Fue con la llegada de los reinos de Taifas cuando la astronomía en Al Andalus dio un salto de gigante. Como en la Italia renacentista, reyes y princesas pugnaban por tener la corte más avanzada, lo que acabó por convertirles en excepcionales mecenas de poetas, artistas y científicos. Abraham ibn Ezra, que tenía un poco de todo eso, nació en Tutera a finales del siglo XI (no se sabe si en 1089 o en 1092), probablemente en una familia con pocos recursos. Tutera, en aquel tiempo, rendía pleitesía a la taifa de Zaragoza, que estaba en poder de la dinastía Banu Hud. En 1115, la ciudad capitularía ante el rey cristiano Alfonso el Batallador, señor de Nafarroa y Aragón.
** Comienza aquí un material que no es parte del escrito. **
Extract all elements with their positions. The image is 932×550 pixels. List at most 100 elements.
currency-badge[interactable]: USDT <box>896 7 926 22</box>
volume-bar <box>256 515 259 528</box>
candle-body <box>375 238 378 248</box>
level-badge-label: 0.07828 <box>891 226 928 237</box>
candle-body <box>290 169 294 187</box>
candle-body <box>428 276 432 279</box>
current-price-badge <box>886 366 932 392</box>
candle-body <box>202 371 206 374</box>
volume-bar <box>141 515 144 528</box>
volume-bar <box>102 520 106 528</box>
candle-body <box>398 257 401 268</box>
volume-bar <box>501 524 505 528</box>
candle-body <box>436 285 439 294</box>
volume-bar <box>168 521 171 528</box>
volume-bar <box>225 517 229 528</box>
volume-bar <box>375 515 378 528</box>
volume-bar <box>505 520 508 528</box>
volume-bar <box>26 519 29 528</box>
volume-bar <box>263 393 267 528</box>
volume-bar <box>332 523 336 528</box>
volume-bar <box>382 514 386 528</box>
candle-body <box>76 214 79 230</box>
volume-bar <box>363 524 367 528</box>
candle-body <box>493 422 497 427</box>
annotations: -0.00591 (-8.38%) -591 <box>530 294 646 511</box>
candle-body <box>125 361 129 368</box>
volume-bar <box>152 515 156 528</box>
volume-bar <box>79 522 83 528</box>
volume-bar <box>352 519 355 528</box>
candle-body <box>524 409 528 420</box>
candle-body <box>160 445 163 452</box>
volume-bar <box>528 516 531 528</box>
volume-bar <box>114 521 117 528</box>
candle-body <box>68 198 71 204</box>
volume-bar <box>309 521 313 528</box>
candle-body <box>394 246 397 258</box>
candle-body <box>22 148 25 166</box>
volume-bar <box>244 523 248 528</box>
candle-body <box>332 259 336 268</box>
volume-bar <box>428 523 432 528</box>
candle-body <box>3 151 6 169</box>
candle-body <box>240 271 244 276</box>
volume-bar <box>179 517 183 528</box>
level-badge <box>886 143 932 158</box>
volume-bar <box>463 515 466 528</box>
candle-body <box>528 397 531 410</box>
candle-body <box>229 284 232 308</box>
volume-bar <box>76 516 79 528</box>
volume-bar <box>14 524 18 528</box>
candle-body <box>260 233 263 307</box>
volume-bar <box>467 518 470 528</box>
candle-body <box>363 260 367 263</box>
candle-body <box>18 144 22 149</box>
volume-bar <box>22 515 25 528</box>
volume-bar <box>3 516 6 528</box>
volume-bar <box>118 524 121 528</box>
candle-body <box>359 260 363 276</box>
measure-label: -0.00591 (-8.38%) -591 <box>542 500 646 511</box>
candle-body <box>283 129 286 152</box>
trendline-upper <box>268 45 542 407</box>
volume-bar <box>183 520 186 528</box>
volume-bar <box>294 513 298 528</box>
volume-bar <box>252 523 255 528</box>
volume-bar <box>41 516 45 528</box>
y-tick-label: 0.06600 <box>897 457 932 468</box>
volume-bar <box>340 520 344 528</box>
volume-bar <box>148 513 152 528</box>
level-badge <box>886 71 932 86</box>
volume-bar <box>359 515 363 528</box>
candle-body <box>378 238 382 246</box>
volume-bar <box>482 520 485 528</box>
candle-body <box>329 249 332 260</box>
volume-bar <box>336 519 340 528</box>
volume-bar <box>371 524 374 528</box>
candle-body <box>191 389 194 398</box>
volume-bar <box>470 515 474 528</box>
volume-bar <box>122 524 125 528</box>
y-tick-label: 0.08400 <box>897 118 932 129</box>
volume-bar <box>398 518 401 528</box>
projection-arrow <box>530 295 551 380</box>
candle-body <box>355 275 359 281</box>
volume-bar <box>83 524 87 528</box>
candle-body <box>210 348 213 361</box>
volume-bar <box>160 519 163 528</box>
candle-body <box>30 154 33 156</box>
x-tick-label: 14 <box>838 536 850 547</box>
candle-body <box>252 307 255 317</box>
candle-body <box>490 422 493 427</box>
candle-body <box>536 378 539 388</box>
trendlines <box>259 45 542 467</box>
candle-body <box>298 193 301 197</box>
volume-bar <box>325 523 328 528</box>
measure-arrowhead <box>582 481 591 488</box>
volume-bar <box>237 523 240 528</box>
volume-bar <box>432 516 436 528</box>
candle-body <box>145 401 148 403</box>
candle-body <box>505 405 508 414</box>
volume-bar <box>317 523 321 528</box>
Ibn Ezra, que hablaba hebreo, árabe, arameo y latín, destacó como traductor y bebió de todas estas culturas. Escribió sobre gramática, traducción, teología y realizó varios tratados sobre matemática, astrología y astronomía. En gran medida, su labor se centró en leer, traducir y sintetizar a los grandes sabios anteriores, como el persa Abu Masar, quien ya había recopilado los conocimientos griegos. En concreto, los libros griegos «Almagesto», de Ptolomeo, y «Los elementos», de Euclides, se convirtieron en los textos fundamentales del saber astronómico altomedieval. Estos conocimientos, no obstante, se iban tergiversando de mano en mano y, por ejemplo, en el siglo XII al astrónomo Ptolomeo lo habían convertido en rey, confundiendo así a dos personajes históricos de la Grecia antigua. En este sentido, Ibn Ezra destacaba entre los traductores por riguroso y crítico. Josefina Rodríguez Arribas, probablemente la estudiosa que mejor ha seguido la pista de este judío de Tutera, dice que «el estilo de Ibn Ezra es elusivo, fuerte, a veces mordazmente crítico y breve». En definitiva, es su capacidad crítica la que le distingue del resto y, también, su afán por inventar nombres en hebreo para denominar a las realidades que leía en los textos árabes, con la clara intención de dar pie a una ciencia propia en el mundo judaico.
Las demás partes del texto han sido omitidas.